En apparence, on aurait tendance à expliquer qu'ils furent perturbés de par la peur que Yossef ne se venge. Mais, nos Sages expliquent qu'en réalité, ils furent perturbés par la honte. Les frères reçurent les propos de Yossef comme une profonde réprimande et remise en cause, et en ressentirent une grande honte.
Et nos Sages de conclure que cette réprimande était à l'image de la réprimande qu'Hachem adressera à l'humanité dans les temps futurs.
=> Cependant, on peut s'interroger sur tout cela. D'une part, en quoi les mots : "Je suis Yossef" constituent-ils une réprimande, alors qu'en apparence, par ces termes Yossef ne fait que se dévoiler à ses frères? Et d'autre part, quel lien y a-t-il entre ce passage et la réprimande qu'Hachem adressera au monde dans les temps futurs?

En fait, il faut savoir au préalable que le comportement et le mode de vie de Yossef se distinguaient de ceux de ses frères.
- Les autres tribus s'isolaient pour servir Hachem. Pour eux, on ne peut s'élever spirituellement qu'en s'éloignant du monde matériel et profane. Il est nécessaire d'adopter un comportement visiblement pieux, en recul avec le monde.
- Mais Yossef voyait les choses différemment. Il optait plutôt quant à lui pour cacher sa piété sous une apparence de superficialité. Il adoptait des habitudes profanes, soignait sa coiffure et son vestimentaire, et dissimulait sa sainteté.

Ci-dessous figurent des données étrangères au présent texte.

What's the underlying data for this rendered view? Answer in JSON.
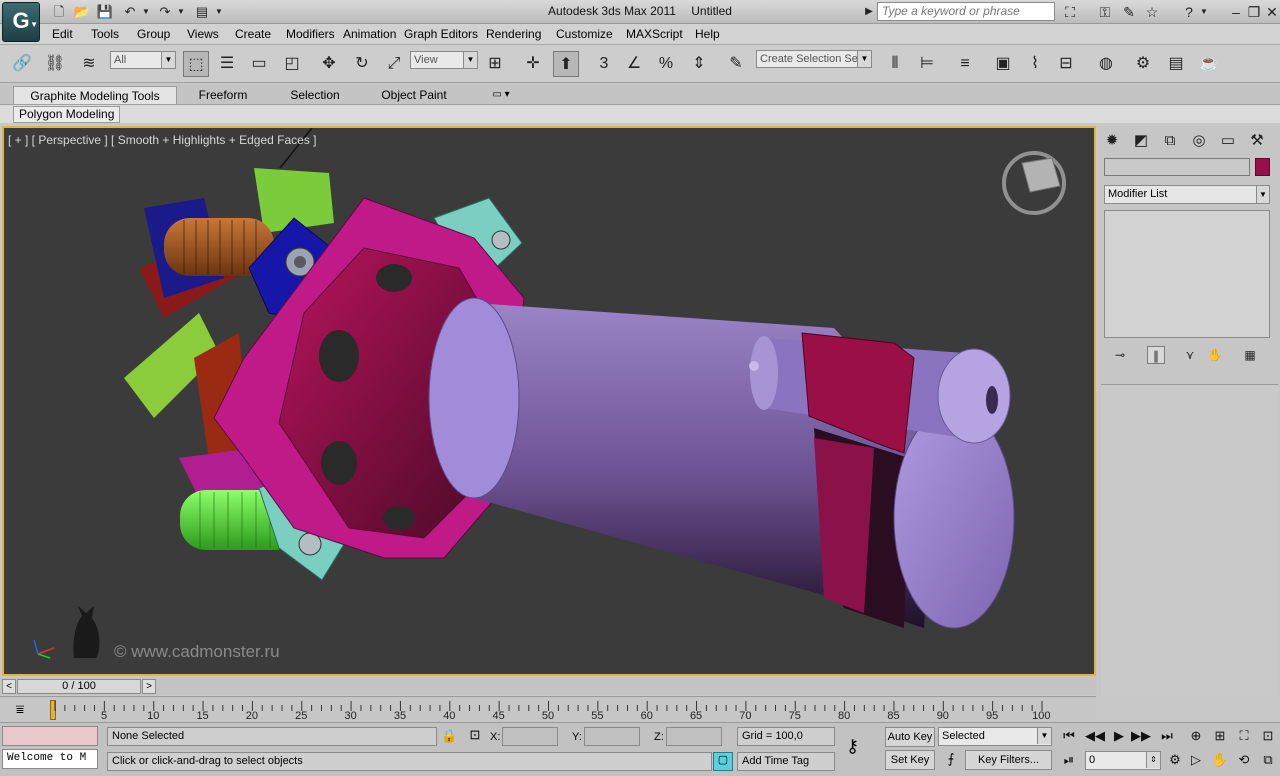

C'est d'ailleurs cette attitude qui suscita l'intérêt de la femme de Potifar, qui le trouvait beau et séduisant, jusqu'à vouloir l'attirer à elle. Et même quand il devint vice-roi de l'Egypte, Yossef poursuivit cette manière d'être. Il était mêlé aux affaires politiques et économiques du pays.
Extérieurement, on ne pouvait distinguer sa grandeur. Mais, au fond de lui, dans ses pensées et dans son cœur, il était pleinement attaché à Hachem.

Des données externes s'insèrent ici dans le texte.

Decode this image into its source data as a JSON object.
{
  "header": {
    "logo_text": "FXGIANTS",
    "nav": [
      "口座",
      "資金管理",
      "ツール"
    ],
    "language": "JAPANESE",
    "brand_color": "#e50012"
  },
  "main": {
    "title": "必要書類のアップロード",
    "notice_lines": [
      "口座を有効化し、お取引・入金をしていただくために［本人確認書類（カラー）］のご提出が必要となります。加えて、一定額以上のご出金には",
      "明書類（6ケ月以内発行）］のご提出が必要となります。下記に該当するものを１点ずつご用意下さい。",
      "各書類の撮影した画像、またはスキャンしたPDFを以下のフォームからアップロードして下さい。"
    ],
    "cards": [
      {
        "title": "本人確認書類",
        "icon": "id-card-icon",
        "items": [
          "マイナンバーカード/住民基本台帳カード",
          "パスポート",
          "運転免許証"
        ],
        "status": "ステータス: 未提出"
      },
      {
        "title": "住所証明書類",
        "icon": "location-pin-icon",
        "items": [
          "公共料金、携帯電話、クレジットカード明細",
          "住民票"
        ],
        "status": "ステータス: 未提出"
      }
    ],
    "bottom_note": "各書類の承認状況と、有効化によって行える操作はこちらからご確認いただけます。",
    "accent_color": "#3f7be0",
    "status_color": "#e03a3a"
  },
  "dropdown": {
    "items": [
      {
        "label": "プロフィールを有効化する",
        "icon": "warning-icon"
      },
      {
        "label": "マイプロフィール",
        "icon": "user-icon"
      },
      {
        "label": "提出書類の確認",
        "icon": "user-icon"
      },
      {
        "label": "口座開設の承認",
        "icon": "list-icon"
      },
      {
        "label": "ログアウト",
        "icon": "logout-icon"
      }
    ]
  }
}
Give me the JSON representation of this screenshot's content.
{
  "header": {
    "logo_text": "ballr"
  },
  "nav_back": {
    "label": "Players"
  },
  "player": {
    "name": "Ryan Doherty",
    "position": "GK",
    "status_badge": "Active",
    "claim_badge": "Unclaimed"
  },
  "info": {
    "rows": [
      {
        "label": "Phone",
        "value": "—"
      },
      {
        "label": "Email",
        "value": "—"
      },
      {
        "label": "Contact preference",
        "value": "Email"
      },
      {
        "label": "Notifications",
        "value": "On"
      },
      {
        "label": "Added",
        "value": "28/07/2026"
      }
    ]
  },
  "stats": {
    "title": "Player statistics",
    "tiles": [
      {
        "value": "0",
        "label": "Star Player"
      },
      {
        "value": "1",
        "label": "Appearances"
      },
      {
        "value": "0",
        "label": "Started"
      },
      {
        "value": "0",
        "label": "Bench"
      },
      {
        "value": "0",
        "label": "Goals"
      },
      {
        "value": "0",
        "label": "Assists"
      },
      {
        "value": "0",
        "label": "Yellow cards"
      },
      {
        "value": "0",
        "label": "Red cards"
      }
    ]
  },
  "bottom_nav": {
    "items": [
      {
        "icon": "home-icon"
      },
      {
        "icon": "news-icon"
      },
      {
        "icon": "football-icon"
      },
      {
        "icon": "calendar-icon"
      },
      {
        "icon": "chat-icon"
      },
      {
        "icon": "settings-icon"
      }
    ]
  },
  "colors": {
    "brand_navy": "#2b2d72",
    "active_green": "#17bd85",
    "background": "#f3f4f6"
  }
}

Il utilisait un revêtement profane pour y envelopper une redoutable sainteté et une très grande proximité avec Hachem.
Si pour ses frères, le monde matériel était à éloigner, ne pouvant servir de moyen pour servir le Créateur. Pour Yossef, la matérialité est un vecteur de sainteté. Il se servait du profane pour l'emplir discrètement de sainteté.
Ce monde n'était pas à écarter.

Ainsi, ne remarquant que l'apparence superficielle et profane de Yossef, ses frères ne sont pas parvenus à saisir sa grandeur et sa sainteté.
Pour eux, Yossef s'était éloigné du droit chemin et menait une vie ancrée dans le matériel. Rien de bien ne sortirait de lui. Ils finirent aussi par s'en débarrasser.
La profonde sainteté que dissimulait Yossef, ils ne la remarquèrent pas ni ne la distinguèrent.
Mais quand Yossef finit par se dévoiler à ses frères, alors qu'auparavant sa sainteté était constamment cachée et il ne l'avait encore jamais mise à jour, mais à ce moment là, il la laissa se dévoiler. La lumière intense de sa sainteté éclata au grand jour.
C'est dans cet état de grande élévation qu'il formula les mots : "Je suis Yossef!"
Et enfin, pour la première fois, ses frères se trouvèrent face à la grandeur si puissante de Yossef. Enfin, ils comprirent qu'au delà de son apparence d'homme simple et profane, se cachait un être redoutable en sainteté.
Et là, ils furent perturbés "devant lui", ou littéralement : "de sa face" (mipanav - מפניו) = c'est qu'en voyant l'éclat qui rayonnait de son visage, ils en furent perturbés. A cet instant, ils comprirent qu'ils s'étaient grandement trompés à son sujet, et qu'ils avaient en réalité affaire à un homme saint. Ils ressentirent une grande honte de cette erreur. C'était pour eux une vraie réprimande.

=> Dans les temps futurs aussi, Hachem se dévoilera dans le monde matériel et proclamera : "Je suis Hachem".
Alors, on comprendra que ce monde, que l'on a utilisé pour son profit et parfois même pour se laisser aller à des fautes, qu'il était en réalité empli de la Lumière Divine qui s'y cachait.
Et alors, on ressentira aussi une grande honte, d'avoir utilisé un monde empli de Divinité, pour transgresser la Volonté Divine, ce qui constitue une offense au sacré.
Cette réprimande future sera bien à l'image de celle de Yossef.